Do I feel entitled to all this, like you said? Yes, I suppose I do. I work really hard; generally at two or three part- and full-time jobs. My wife and I take excellent care of our children, who will grow up to be great assets to society if it lets them. And I put my education to work for the state: teaching a three-course load of writing classes at the local community college. The pay there is absolutely abysmal, and there are no benefits. So I see the aid my family gets from the state, in part, as compensation for that labor. Because the state does not fund higher education adequately, many college teachers do not earn a fair (or even livable) wage. Instead of paying me fairly for my labor and expertise, the state feeds my children. I feel I deserve that much, though of course I would rather have a realistic wage and benefits. I’m reasonably happy, but I’d be happier if I could get back the ten years it took me to overcome the educational, social, and psychological burdens of poverty. I’d be happier if the important and valuable work I do paid enough to qualify me to contribute to the American project.

Am I lazy? I’d dispute that with anyone. I earned a 3.8 GPA in my second attempt at college and a 4.0 in graduate school, all while working and helping take care of a family. Though I have been briefly unemployed, I hated every second of it. I take on as much work as I can, balancing my work hours with the needs of our children (who we will not send to daycare) and my wife (who after years as a full time homemaker is now a full time student). I can’t remember the last time I slept more than six hours. Despite having no insurance, I haven’t taken a day off sick in years.

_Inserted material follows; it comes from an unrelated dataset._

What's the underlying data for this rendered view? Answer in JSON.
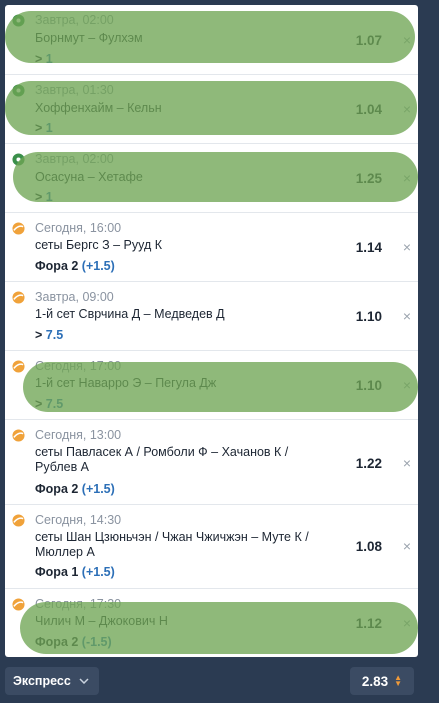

I acknowledge that I could ask my wife to quit school, put my kids in daycare and move them away from our extended families in search of a good-paying full-time job in my field. That would mean sacrificing the people I love most to meet a privileged businessman’s standard of personal value, and I’m not willing to do that. Even if I were, I don’t know that I could find a good job. I’m qualified to teach writing at the college level, but thanks to the state’s failures to adequately fund higher education, 75% of college teachers are like me: underpaid, insecure, part-time “adjuncts.” The good jobs in my field, like those in so many other segments of the American economy, have been gutted or sacrificed so that the rich may take and keep more and more of the wealth that we all labor to produce.

Still, like every working poor person I know, I long to be self-sufficient. Nobody likes being poor, Mr. Romney. You don’t see people who have a choice opting in to this lifestyle. You don’t see people choosing to move into low-income housing, with the lack of security and cramped living quarters that entails. You don’t see people intentionally putting themselves one illness or injury away from homelessness. This is the edge; nobody wants to live here. So of course we want to get away from it. When my wife finishes school, we’ll both be able to work, and that will help. I have a novel draft that’s getting some positive attention, and we could get some income from that. Maybe one of those elusive tenure-track jobs could come within reach one day; I’d love that. The odds may be long, but I want a better life for my family. Pretty much all of us do, and it’s a sign of severe anti-poor bias that you don’t see that.

You got one thing 100% right, though, Mr. Romney: I would never vote for you. Not for any money.